A study by InterVISTAS Consulting shows an in South Africa, liberalization could yield an estimated 15,000 new jobs and generate USD 284 million in national revenues.

On the other hand, the lack of liberalisation affects connectivity and ticket costs.

In most cases, most travelers inefficiently and expensively fly to a second or third country, including going to Europe or the Middle East before reaching the final destination in Africa. This is due to connectivity problems because the African countries have not liberalized.

Across the globe, on average, low-cost carriers operate about a quarter of all flights. In Africa, however, they don’t even reach 10%, which obviously makes ticket prices somewhat prohibitive.
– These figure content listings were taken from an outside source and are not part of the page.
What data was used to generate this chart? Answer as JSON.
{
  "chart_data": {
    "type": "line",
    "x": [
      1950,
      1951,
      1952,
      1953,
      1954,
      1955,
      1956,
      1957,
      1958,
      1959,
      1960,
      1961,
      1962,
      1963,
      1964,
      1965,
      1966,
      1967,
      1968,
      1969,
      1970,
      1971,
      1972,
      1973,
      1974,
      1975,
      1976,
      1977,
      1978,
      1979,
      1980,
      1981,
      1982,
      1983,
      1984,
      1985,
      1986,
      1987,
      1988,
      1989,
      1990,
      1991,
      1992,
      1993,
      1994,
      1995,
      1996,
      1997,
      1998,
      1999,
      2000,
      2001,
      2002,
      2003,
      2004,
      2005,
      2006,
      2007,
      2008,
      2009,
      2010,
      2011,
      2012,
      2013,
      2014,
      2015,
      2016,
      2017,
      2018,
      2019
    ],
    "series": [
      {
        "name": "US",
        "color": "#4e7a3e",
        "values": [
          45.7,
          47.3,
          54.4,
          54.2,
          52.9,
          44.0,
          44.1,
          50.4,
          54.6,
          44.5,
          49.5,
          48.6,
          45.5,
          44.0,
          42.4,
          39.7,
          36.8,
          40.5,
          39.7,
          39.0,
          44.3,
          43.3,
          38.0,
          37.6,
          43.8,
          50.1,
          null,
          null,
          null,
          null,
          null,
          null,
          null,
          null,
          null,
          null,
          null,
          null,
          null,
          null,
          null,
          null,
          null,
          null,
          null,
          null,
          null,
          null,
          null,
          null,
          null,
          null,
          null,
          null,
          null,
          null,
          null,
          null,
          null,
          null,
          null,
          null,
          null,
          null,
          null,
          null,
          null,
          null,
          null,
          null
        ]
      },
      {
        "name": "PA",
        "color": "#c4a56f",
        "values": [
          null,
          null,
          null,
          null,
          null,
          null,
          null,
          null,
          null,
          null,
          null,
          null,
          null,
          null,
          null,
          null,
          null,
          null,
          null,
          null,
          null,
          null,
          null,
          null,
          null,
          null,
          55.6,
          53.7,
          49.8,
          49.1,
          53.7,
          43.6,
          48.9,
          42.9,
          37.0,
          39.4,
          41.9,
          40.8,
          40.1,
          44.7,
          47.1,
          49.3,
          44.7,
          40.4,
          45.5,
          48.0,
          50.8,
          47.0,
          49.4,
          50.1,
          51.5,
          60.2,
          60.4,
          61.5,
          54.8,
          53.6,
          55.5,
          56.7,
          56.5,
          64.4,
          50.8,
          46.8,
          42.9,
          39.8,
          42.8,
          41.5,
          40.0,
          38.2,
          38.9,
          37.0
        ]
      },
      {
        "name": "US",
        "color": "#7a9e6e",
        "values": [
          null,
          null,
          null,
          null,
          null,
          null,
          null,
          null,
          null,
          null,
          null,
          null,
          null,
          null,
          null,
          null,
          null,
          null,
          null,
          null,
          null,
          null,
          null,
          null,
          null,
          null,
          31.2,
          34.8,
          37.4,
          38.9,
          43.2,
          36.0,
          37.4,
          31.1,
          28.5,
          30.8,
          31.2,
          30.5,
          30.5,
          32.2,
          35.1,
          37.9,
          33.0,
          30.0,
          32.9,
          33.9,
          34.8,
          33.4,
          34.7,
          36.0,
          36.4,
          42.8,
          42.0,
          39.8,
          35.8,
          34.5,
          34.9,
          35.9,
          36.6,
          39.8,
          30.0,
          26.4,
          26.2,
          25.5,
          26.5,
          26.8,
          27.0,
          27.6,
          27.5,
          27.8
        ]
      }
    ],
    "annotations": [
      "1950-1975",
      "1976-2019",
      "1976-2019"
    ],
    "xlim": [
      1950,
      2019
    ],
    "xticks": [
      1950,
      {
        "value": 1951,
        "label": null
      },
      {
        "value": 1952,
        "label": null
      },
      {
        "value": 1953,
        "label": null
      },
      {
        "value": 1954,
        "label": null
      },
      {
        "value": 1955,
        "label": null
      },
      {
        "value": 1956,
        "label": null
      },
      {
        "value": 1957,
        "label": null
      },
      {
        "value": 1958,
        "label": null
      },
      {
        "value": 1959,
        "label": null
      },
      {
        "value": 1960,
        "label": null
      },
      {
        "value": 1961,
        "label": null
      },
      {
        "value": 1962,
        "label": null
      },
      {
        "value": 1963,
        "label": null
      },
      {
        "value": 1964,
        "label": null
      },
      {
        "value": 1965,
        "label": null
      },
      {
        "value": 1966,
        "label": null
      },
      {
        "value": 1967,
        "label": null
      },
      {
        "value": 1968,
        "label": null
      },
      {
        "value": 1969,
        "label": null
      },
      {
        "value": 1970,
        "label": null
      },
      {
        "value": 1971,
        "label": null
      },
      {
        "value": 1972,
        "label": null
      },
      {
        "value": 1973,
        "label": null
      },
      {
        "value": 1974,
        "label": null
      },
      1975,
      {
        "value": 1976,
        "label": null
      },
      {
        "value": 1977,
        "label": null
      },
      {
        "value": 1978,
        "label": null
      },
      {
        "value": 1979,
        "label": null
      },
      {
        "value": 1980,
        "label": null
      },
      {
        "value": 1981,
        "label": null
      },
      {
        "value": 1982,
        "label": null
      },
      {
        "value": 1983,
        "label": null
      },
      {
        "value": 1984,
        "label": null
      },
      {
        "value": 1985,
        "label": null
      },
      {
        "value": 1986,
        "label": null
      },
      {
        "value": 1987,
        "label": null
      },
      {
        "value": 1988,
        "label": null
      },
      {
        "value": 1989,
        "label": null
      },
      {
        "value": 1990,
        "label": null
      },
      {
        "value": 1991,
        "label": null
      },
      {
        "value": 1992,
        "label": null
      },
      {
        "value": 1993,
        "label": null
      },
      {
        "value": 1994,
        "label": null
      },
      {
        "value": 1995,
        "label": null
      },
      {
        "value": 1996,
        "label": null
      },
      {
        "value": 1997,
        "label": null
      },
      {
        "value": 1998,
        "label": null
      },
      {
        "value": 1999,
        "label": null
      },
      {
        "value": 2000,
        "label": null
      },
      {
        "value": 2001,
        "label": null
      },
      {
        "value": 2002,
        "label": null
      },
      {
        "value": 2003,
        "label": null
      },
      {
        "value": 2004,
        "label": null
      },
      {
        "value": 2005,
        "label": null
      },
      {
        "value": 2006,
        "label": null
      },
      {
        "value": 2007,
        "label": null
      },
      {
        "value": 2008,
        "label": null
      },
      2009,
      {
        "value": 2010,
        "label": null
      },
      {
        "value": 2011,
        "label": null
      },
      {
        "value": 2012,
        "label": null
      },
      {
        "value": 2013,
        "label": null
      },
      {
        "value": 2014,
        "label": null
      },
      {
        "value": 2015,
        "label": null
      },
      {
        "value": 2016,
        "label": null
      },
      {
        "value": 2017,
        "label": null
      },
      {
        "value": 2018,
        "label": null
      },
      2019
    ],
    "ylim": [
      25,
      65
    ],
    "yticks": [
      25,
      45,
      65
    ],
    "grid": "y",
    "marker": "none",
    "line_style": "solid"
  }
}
So what’s ahead for Africa’s skies?

  1. Open skies policy: Full implementation of the Yamoussoukro Decision.
  • Institute the Single African Air Transport Market that aims to open up Africa’s skies and improve intra-African air connectivity. So far, 26 African countries have signed up but on implementation, there is little political will.
  • Support regional airlines Ethiopian Airlines and Kenyan Airlines in East Africa,
  • Support Asky in Togo, West Africa
  • Support South African Airways in South Africa. Southern Africa offers a great prospects for the transformation of the continent’s Travel, Tourism and Trade.
  • Support Egypt Air in North Africa.
  • Beyond support of Regional Airlines must be Open Sky policies , Air Service Agreements , easing of tariff barriers and new Infrastructure that improves Destination Accessibilty and Connectivity .
  • Global Airlines can be at the palm of Nations rather than supporting at ridiculous costs the subsistence of National Airlines and cut out the unnecessary fragmentation that is now obtaining across the Continent.

Institutionalisation of tourism from the national, sub-regional and continental level, buttressed with modernising transportation infrastructure, improving on travel facilitation requires both investment and expertise from the countries and more importantly, the political will to ensure this sector functions fully.

Ideally, there is a need for governments to be more decisive in their policy decisions and implementation to ensure that business thrives.

In addition, it is imperative to emphasize public-private partnerships, which Africa needs to open its doors for private capital investment to realize its full potential in the travel and tourism sector.

However, the development of Tourism is dependent on the AU taking a position with support from UN Agencies such as UNECA to ensure that tourism is institutionalised and inaugurated as one of the key sectors that can change the socio-economic situation in Africa.